The vision is a big one, and they have a mountain ahead before they will reach their goal of being a full-fletched university campus with significant community participation and outreach. They are currently constructing a large community center. We got a tour of the unfinished building and it really was a lesson for me to see how they have to use whatever they have immediately available. They have to do things like pour their own concrete blocks and weld their own windows and doors. We heard stories of how students and people in the community are helping to build the center because they know that in the future it will serve their children and grandchildren. Everyone in the school and community will be able to point at a brick on the building and call it their part. That is how this vision will come to a reality: one brick, encouragement, donation, prayer at a time.
That night we headed home with our minds spinning from all of the information we had gathered that day!

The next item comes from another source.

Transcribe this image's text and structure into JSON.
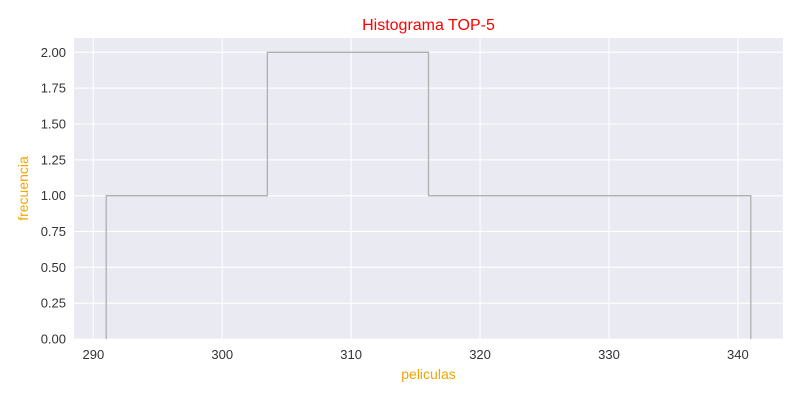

Not only did we take everything in and process it, we also began asking questions about the CI-UCBC’s specific needs, not only immediate, but also what they are imagining for the future. For our daily devotions we studies Psalm 139. It is an excellent reminder that God knows us, cares for us, and has a plan and purpose for us. I am hoping to memorize this verse before I head home. Sometimes I think we don’t fully register the fact that we are ‘beloved’, and that it is in this love that we can fully extend the love of Christ to others. I really like a quote that they have here and there on the walls around the existing building of UCBC: ‘Être transformé pour transformer’, ‘Being transformed to transform’. Today by getting to know this ministry and the people behind it I got a taste of what true selfless love is.